Lovebirds, due to the shrieking and the biting, tend to be popular birds to give away. Within a year we had four lovebirds, an elderly zebra finch, and the parakeet. We bought a companion for the parakeet, since we just weren't able to give him the attention he needed and deserved, what with the Lovebirds (who had all learned how to get out of their cages and get into his, and once in it, tended to bite him), and also the dog, which automatically demoted all of the birds to second-pet status. At some point a friend of ours found a cockatiel on a tennis court in January, and gave him to us. Seven birds at the peak of our bird-owning career, although soon the elderly finch died and the parakeets caught colds and one of the Lovebirds killed another, so then we had five or so.

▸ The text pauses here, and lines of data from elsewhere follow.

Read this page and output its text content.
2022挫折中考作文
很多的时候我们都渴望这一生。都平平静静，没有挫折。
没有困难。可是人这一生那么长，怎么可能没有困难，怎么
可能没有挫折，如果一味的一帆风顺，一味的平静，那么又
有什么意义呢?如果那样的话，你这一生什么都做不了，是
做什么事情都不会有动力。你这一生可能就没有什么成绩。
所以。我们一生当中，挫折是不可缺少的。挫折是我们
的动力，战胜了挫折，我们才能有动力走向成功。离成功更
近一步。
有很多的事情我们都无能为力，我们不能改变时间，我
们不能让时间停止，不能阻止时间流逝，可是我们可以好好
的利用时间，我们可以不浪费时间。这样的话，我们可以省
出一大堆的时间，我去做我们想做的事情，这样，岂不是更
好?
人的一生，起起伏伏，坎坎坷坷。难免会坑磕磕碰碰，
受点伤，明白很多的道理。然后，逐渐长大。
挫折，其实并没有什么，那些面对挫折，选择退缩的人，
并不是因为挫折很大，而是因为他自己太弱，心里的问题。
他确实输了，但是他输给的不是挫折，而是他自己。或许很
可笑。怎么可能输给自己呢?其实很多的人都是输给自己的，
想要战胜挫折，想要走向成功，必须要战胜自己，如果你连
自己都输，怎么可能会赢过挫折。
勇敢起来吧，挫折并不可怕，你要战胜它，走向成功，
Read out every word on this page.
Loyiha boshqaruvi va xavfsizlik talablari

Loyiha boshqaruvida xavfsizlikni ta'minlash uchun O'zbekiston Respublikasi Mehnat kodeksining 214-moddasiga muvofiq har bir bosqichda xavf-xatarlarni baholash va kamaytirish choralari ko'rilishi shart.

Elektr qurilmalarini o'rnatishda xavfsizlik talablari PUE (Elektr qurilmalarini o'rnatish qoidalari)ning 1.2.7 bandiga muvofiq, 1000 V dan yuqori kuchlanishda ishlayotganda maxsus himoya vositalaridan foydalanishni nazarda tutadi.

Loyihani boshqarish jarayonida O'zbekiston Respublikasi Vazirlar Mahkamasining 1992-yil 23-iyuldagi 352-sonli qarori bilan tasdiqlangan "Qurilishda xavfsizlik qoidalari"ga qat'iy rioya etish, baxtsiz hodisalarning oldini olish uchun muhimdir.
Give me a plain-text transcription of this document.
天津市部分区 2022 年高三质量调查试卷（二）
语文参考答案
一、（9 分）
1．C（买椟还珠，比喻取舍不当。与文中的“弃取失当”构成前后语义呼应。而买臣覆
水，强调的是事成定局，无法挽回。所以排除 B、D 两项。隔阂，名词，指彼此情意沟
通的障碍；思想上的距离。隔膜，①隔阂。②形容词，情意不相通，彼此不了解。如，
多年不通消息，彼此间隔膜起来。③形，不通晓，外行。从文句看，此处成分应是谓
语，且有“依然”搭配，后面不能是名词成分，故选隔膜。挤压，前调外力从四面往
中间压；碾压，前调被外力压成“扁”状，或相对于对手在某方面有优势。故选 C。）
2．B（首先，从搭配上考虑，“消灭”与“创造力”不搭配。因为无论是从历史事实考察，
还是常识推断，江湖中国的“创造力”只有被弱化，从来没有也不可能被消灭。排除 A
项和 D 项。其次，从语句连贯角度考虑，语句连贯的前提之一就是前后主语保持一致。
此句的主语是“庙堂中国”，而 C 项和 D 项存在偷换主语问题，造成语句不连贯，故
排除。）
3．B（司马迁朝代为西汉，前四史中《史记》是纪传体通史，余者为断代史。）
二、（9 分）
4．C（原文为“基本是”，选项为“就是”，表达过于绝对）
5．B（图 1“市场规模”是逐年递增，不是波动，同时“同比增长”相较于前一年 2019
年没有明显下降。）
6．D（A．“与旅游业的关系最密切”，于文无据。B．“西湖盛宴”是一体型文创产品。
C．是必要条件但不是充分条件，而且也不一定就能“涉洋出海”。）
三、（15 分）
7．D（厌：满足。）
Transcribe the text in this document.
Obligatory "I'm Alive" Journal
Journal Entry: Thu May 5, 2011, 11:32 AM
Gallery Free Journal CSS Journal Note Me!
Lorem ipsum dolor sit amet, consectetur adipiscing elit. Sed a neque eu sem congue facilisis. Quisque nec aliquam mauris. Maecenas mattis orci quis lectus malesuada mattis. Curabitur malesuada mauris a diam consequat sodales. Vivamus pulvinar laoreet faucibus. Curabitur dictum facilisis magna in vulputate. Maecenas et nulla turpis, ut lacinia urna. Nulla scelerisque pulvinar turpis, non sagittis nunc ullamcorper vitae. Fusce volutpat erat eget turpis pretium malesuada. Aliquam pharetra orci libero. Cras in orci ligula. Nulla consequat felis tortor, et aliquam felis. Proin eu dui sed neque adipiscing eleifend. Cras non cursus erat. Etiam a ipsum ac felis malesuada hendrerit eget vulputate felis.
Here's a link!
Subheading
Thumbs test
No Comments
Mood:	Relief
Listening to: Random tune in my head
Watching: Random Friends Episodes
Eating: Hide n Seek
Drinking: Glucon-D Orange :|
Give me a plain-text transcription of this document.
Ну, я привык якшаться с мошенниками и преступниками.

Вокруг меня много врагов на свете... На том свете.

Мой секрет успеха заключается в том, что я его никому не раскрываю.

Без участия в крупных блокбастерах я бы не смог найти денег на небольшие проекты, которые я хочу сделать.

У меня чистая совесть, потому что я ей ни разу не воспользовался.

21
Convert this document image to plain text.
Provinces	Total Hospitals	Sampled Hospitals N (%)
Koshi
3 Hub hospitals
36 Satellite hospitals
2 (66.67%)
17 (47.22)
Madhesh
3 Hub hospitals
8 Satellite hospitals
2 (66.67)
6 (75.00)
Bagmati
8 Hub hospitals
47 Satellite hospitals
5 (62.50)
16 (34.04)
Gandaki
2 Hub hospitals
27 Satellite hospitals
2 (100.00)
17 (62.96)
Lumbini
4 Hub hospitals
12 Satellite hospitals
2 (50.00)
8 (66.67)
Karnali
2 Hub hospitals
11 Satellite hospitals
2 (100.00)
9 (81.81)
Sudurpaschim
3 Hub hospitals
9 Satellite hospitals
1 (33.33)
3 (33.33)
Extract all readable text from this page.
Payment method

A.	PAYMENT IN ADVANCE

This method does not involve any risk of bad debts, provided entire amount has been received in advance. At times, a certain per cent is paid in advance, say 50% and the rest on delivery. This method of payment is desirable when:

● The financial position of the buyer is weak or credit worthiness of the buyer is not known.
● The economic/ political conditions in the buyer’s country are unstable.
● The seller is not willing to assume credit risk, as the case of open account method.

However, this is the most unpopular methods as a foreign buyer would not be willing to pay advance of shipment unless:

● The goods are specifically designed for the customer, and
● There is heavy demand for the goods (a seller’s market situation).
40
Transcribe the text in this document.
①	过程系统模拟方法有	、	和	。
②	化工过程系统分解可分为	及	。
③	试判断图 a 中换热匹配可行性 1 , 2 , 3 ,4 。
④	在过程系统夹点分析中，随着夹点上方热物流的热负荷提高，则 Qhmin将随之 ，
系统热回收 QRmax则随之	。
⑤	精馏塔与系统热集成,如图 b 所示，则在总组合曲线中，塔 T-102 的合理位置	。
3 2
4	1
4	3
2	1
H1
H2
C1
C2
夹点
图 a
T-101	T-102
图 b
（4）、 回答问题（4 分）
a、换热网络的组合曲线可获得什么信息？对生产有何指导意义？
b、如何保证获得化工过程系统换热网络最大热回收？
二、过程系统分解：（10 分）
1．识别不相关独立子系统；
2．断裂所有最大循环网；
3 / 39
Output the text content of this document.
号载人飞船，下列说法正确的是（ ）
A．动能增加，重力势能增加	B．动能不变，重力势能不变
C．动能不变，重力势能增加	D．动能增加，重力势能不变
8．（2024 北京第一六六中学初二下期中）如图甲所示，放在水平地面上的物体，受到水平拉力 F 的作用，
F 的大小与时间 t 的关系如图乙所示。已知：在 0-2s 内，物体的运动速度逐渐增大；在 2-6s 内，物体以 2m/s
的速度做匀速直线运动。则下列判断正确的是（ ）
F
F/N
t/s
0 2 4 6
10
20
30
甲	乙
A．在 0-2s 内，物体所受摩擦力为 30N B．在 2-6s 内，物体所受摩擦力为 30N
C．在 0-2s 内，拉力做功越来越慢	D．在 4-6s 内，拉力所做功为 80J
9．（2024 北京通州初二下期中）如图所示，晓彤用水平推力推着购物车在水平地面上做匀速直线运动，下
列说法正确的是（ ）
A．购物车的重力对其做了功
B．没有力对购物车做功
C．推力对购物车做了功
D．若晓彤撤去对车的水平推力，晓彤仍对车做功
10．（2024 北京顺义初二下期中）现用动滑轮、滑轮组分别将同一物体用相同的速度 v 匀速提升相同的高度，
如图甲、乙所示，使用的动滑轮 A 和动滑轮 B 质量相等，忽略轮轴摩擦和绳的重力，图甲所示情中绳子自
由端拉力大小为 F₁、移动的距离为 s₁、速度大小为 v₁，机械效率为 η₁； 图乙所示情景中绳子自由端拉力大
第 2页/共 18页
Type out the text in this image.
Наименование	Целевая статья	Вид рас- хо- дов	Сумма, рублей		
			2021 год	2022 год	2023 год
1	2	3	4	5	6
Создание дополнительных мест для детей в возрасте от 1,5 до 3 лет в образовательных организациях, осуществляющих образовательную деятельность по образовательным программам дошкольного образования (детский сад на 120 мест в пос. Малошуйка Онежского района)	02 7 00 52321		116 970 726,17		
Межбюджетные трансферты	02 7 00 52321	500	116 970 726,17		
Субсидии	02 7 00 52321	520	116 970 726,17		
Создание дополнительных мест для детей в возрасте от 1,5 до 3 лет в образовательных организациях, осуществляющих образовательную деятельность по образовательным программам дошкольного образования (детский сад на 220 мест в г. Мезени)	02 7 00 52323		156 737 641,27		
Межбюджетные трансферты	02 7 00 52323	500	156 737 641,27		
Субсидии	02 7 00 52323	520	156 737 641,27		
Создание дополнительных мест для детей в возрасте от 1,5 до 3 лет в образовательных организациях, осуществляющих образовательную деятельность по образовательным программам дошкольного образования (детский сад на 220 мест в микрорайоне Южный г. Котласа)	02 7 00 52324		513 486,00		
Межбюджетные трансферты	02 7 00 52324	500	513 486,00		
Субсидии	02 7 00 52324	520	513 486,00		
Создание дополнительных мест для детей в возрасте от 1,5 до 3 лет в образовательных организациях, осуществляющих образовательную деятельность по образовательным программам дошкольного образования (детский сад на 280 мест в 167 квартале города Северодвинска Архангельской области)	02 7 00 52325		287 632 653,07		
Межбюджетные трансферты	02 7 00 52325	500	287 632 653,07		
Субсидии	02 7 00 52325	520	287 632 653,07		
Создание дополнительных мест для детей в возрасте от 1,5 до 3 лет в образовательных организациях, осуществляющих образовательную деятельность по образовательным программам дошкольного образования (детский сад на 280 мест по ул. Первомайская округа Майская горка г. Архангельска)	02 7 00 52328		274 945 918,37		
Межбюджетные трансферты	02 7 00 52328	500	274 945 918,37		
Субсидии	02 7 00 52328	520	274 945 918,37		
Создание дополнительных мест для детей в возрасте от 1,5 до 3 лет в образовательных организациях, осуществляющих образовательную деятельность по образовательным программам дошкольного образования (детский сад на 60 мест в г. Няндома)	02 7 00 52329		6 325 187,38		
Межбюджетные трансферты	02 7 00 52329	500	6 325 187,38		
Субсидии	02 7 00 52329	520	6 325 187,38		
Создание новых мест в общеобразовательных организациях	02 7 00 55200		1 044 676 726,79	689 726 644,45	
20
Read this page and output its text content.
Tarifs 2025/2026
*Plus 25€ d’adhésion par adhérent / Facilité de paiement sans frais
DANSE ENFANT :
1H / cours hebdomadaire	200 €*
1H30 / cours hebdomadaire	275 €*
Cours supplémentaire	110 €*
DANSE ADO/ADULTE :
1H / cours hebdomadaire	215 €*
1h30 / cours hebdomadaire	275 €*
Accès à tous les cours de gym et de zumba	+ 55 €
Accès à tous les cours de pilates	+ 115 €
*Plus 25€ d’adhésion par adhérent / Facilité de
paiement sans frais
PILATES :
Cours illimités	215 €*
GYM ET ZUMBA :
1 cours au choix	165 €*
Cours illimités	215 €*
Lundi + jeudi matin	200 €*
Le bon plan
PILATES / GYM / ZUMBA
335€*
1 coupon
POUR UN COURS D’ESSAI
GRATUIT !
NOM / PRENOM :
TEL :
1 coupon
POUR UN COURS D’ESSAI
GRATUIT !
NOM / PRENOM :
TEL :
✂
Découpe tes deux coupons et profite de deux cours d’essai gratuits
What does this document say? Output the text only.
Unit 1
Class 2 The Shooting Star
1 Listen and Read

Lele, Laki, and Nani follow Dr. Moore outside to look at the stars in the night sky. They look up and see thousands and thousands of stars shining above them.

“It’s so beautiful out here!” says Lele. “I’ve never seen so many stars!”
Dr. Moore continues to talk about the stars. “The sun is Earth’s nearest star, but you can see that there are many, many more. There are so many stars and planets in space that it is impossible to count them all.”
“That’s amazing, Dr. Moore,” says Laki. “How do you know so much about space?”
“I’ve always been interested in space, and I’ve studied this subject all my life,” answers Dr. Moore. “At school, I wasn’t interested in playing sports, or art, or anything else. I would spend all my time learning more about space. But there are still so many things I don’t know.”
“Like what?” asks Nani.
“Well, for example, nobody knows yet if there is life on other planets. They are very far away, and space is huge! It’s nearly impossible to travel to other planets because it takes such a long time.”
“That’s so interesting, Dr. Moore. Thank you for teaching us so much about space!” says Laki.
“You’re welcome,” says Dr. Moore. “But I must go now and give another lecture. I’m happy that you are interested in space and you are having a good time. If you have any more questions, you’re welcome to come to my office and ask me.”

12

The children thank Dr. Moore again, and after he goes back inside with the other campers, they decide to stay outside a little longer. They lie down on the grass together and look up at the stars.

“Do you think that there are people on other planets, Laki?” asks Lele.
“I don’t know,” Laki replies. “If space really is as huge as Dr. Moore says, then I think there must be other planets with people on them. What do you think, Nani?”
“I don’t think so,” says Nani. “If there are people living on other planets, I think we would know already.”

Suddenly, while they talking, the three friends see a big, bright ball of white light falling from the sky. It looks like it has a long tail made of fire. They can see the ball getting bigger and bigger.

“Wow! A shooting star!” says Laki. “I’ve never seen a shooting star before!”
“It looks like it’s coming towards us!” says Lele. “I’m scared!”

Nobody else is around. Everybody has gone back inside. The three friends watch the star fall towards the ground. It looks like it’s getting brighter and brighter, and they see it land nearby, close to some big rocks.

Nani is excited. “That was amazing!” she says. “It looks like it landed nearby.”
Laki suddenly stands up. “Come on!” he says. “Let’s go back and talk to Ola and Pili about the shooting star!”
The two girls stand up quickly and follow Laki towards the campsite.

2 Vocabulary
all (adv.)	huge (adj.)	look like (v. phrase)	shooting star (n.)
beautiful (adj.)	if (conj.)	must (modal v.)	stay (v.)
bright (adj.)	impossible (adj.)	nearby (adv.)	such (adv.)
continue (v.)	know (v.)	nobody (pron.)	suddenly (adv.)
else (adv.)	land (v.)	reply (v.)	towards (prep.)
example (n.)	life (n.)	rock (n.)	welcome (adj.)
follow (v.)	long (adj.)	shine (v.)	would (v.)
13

Then we had a child, the ultimate pet demoter. There is nothing like being woken up from a desperately needed postpartum nap by a bird. Around this time I read a beautiful scene in a Toni Morrison novel about how a grieving woman lets all her parrots go out the window of her New York apartment in a snowstorm. For years after that I fantasized about letting the damn lovebirds go, especially when I was trying to nap and they were shrieking.
Eventually I sold the lovebirds in a garage sale. The parakeets died and were replaced with more (the birds still made me feel Daring and Unusual; also, we had invested heavily in bird infrastructure and it seemed a waste not to outfit it with birds). When we moved into our last house we bought a big five-foot-by-three-foot cage, and the evolution was complete: from cherished first pet to self-sufficient subculture. We feed them; we cover the cage if they get too noisy; otherwise they're left to their own devices, amusements, love triangles, etc. The cockatiel, a female, keeps falling in love with parakeets, having intense relationships with them, and then getting widowed. The third-wheel parakeets have affairs with the hanging bell. They all like celery, I think. At any rate, I keep giving them celery, and one of them eats it.
Lately, the birds have become something of a burden, noisewise. There is no convenient out-of-the-way spot for them in our new house; they're located in our TV room and at night, with the kids talking and the birds chirpity chirping and the TV blabbing away you can't even hear yourself THINK, let alone pay attention to the children or the TV or your spouse. There has been tense talk of Giving the Birds Away, and also melodramatic statements about how you do not just Get Sick Of Your Pets and Ditch Them. Also, one of us has a problem with the infrastructure investment and just giving THAT away--the big cage was like two hundred dollars. (I know, I know, sunk costs, cut your losses, etc. That's just not how I roll, okay?)
So. I think we will continue being Bird Owners, for a while, at least. Once the cockatiel dies, however, we might let the bird thing slide. Maybe. Unless someone happens to give us another bird.